Keeping an open mind…

This being my first blog (both for Whisk(e)y Apostle (and in general).  I thought that the topic should be relatively important. There are a lot of things I could go on about but what I really want to address is an issue that I’ve seen for years and continue to see. It’s something that affects both the seasoned whisky devotee and the neophyte alike…open mindedness. I can’t tell you the number of times I’ve seen someone snub their nose at one drink or another because of perceived inferiority. Irish whiskey, bourbon, blended scotch, and Canadian whisky come up most often but I don’t think any drink is immune to this phenomenon.
This usually manifests in one of the following ways:

1. “The flavors aren’t as pronounced” – B.S.

There are a multitude of flavors in every type of whisky if you’re just open minded enough to give them a chance. The flavors can be very different from type to type and within types, but that discovery is half the fun. Don’t let anyone tell you a blended scotch is bland. A good blended scotch can be a symphony of layered flavors in the hands of a good blender. You’ll only know if you try it for yourself.

2. “They aren’t made as well” – B.S.

It takes just as much work to make bourbon as it does to make good single malt and it takes more work on the back end to make a quality blend. All the men and women who make whisky, whatever the variety put just a much time and sweat (not literally) into their product as anyone else. Don’t sell their hard work short without at least giving it a taste.
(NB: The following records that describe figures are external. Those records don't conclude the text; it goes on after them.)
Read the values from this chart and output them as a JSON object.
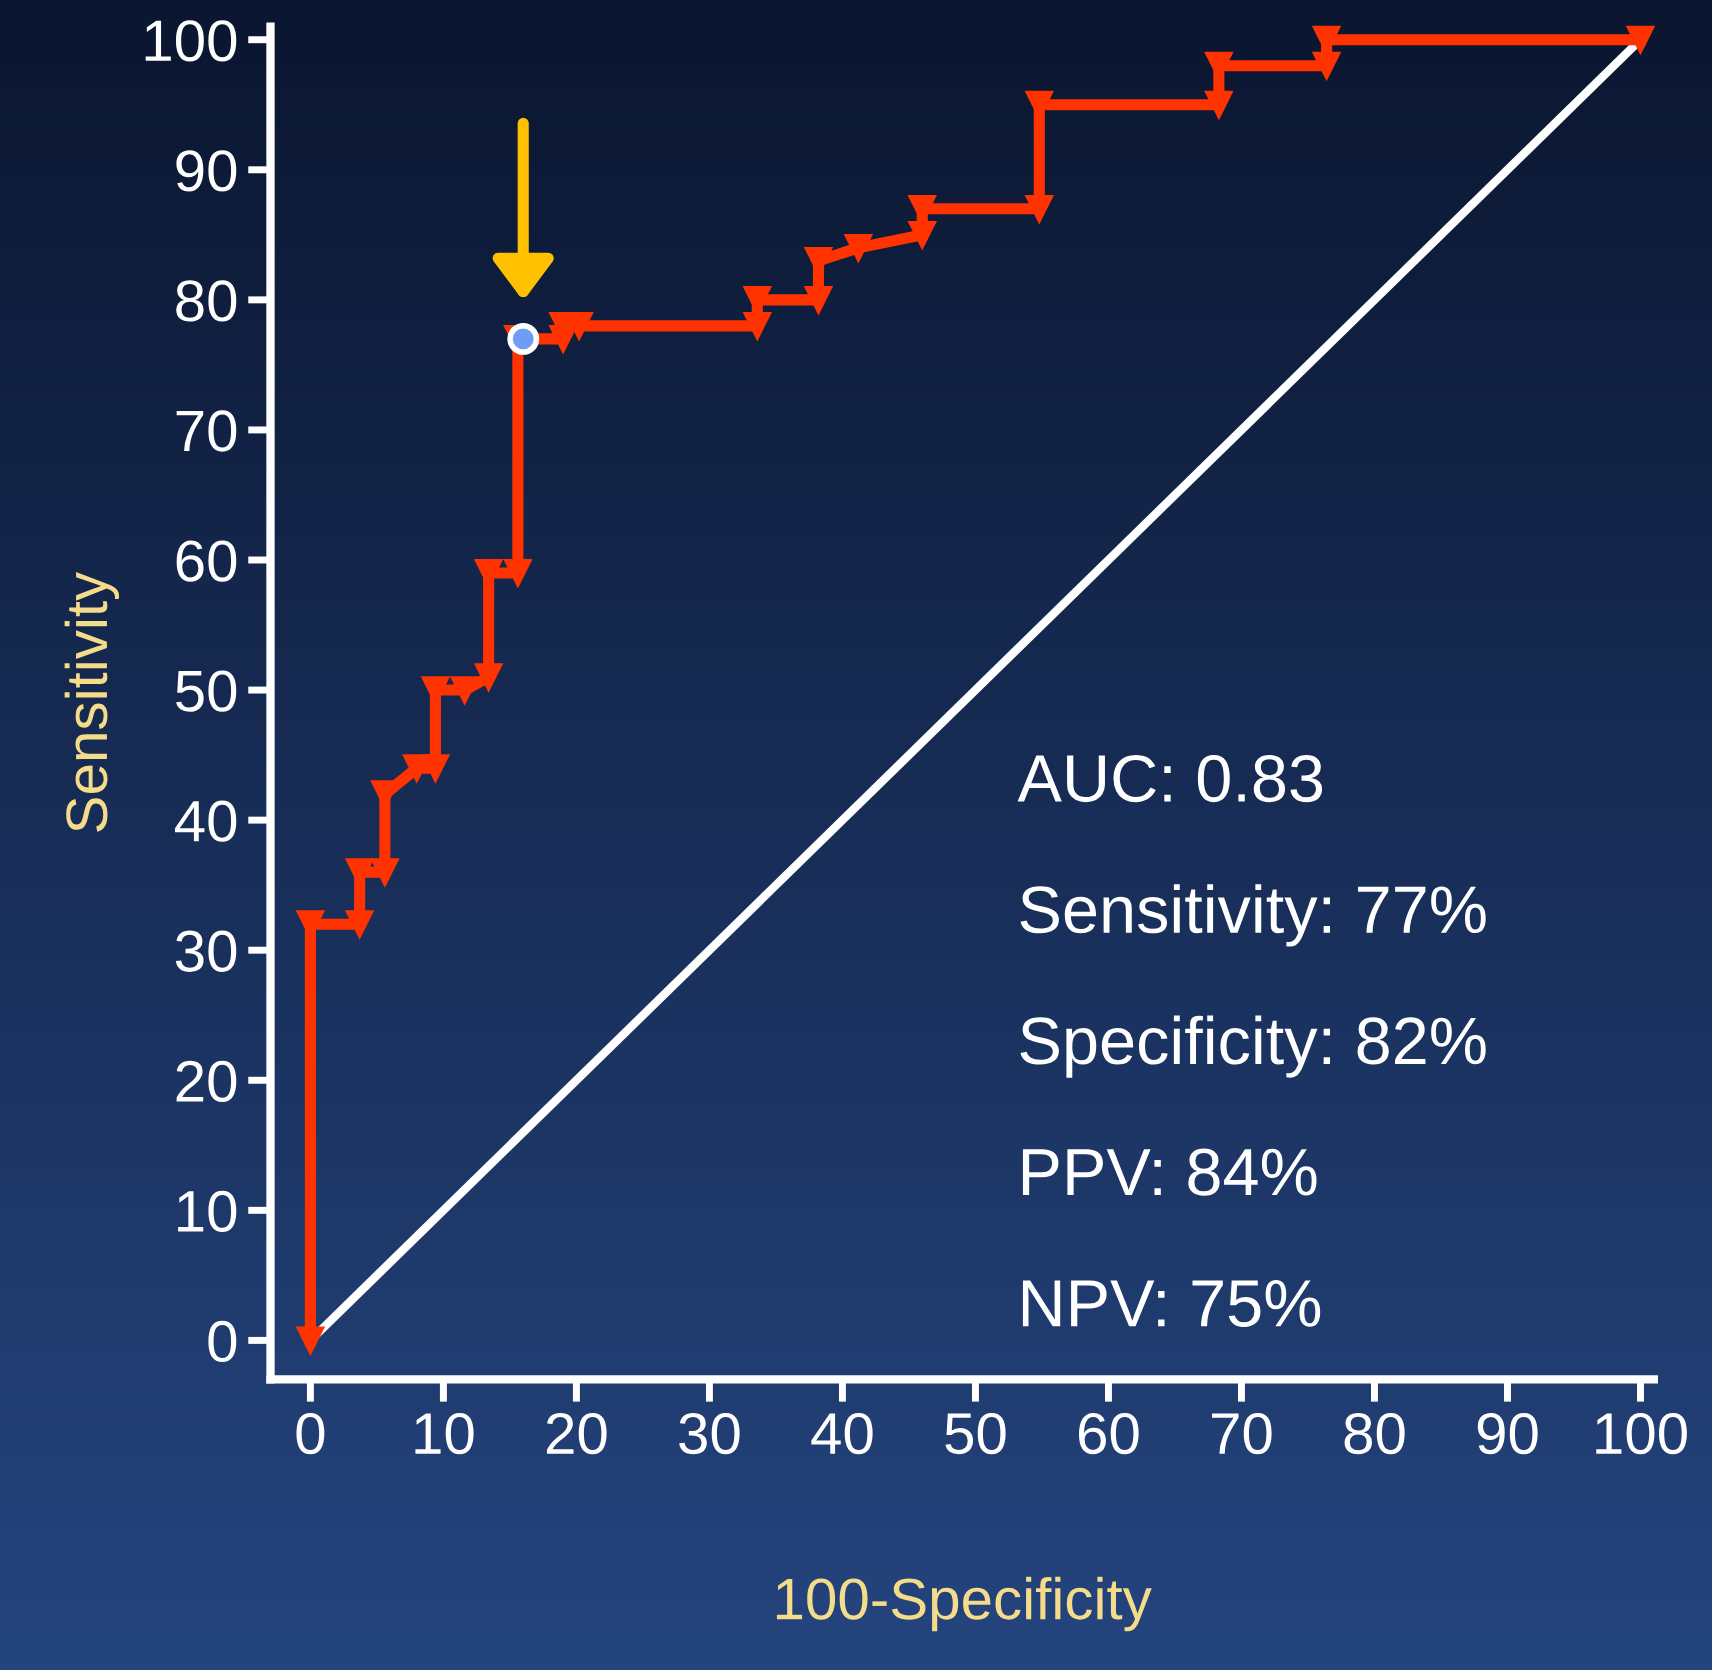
{
  "chart_data": {
    "type": "line",
    "xlabel": "100-Specificity",
    "ylabel": "Sensitivity",
    "xlim": [
      -3,
      101
    ],
    "ylim": [
      -3,
      101
    ],
    "xticks": [
      0,
      10,
      20,
      30,
      40,
      50,
      60,
      70,
      80,
      90,
      100
    ],
    "yticks": [
      0,
      10,
      20,
      30,
      40,
      50,
      60,
      70,
      80,
      90,
      100
    ],
    "grid": false,
    "legend": false,
    "series": [
      {
        "color": "#ff3300",
        "marker": "triangle",
        "x": [
          0,
          0,
          3.7,
          3.7,
          5.6,
          5.6,
          8,
          9.4,
          9.4,
          11.6,
          13.4,
          13.4,
          15.6,
          15.6,
          19,
          19,
          20.2,
          33.6,
          33.6,
          38.2,
          38.2,
          41.2,
          46,
          46,
          54.8,
          54.8,
          68.3,
          68.3,
          76.4,
          76.4,
          100
        ],
        "values": [
          0,
          32,
          32,
          36,
          36,
          42,
          44,
          44,
          50,
          50,
          51,
          59,
          59,
          77,
          77,
          78,
          78,
          78,
          80,
          80,
          83,
          84,
          85,
          87,
          87,
          95,
          95,
          98,
          98,
          100,
          100
        ]
      },
      {
        "color": "#ffffff",
        "marker": "none",
        "x": [
          0,
          100
        ],
        "values": [
          0,
          100
        ]
      },
      {
        "type": "scatter",
        "color": "#6f9cf5",
        "marker": "circle",
        "x": [
          16
        ],
        "values": [
          77
        ]
      }
    ],
    "annotations": [
      "AUC: 0.83",
      "Sensitivity: 77%",
      "Specificity: 82%",
      "PPV: 84%",
      "NPV: 75%"
    ]
  }
}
3. “That type of whisky doesn’t taste very good” – B.S.

Have you tried them all? No. Is every iteration of a particular type of whisky good? No. But there are plenty of good ones out there and if you dismiss a category based on one or two bad drams then you’re really missing out.

4. “I just don’t like them” – Fine, I’ll give you this one.

Taste is a personal thing. You don’t have to like every thing. Different strokes for different folks.

Whenever I’m conversing with someone and they make one of these statements my response is to ask “Why?” This usually elicits a quizzical look. I follow up with “why do think blended scotch/bourbon is inferior to single malts?” We’ll go back and forth and if I can convince them to just give it a try 4 out of 5 times they’re very surprised.

My point in all of this? Taste it. Try it. Experience it. Don’t dismiss a whisky without deciding for yourself. Matt and I have had quite a few drams, both together and apart. Do we agree on all of them? No. Is that okay? Yes. Try as many different whiskies as you can and make up your own mind. Whisky, like life is definitely about the journey, not the destination.